If you’ve ever attended an outdoor music festival and wondered why your exposed skin was serving as a feast for mosquitoes, the answer might have to do with your drink of choice. In what might be the most impressive choice for fieldwork ever, a group of researchers arrived at the Netherlands’ Lowlands Music Festival seeking to answer an existential question for many music fans: Does drinking beer make someone more attractive to mosquitoes?
The paper, which has an all-time great title — “Blood, sweat, and beers: investigating mosquito biting preferences amidst noise and intoxication in a cross-sectional cohort study at a large music festival” — was based on results from a lab that was set up at the festival in question. Participants in the study were asked questions about their personal hygiene, diet and alcohol consumption. Then, each participant had their arm placed in a cage where mosquitoes could choose between biting them and opting for a sugar feed.
Among the scientists’ findings: drinking beer does make someone more attractive to mosquitoes. The authors wrote that “mosquitoes showed a clear fondness for those who drank beer over those who abstained from the liquid gold.” Attraction itself also sparked interest from the airborne insects. The scientists observed, “participants that successfully lured a fellow human into their tent the previous night also proved more enticing to mosquitoes.”
As for what turned mosquitoes off, the use of sunscreen and an aversion to showering made the bugs less likely to feast. Which may leave some hygiene-focused music fans with a dilemma on their hands.

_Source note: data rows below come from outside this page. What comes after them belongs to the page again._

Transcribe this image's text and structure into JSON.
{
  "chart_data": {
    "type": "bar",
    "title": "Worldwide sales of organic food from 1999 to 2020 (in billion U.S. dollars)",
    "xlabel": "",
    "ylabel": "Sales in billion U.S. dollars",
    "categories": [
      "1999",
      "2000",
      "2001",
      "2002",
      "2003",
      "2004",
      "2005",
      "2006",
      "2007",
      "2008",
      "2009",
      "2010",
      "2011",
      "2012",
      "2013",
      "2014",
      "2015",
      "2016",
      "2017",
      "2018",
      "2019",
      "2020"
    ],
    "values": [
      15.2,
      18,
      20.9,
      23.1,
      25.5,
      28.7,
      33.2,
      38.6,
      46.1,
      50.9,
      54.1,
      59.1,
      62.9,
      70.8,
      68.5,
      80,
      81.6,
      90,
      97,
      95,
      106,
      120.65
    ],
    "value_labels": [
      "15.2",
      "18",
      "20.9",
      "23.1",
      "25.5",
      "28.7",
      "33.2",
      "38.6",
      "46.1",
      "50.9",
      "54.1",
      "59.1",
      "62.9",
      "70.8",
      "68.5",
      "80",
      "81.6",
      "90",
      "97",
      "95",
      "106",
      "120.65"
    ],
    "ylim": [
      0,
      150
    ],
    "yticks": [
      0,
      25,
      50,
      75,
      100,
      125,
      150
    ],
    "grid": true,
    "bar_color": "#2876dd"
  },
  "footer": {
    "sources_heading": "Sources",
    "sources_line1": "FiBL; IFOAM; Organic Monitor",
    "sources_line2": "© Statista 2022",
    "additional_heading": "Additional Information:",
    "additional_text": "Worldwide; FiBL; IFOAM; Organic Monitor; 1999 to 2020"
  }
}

The researchers who conducted the study concluded that mosquitoes “simply have a taste for the hedonists among us.” As Paul Arnold observed in an article on the study for Phys.org, the scope of these results is limited, with a focus on only one festival. Still, the paper’s authors did note that their work is “to our knowledge the largest study of its kind.” If nothing else, it’s a good reminder about the importance of sunscreen at outdoor festivals.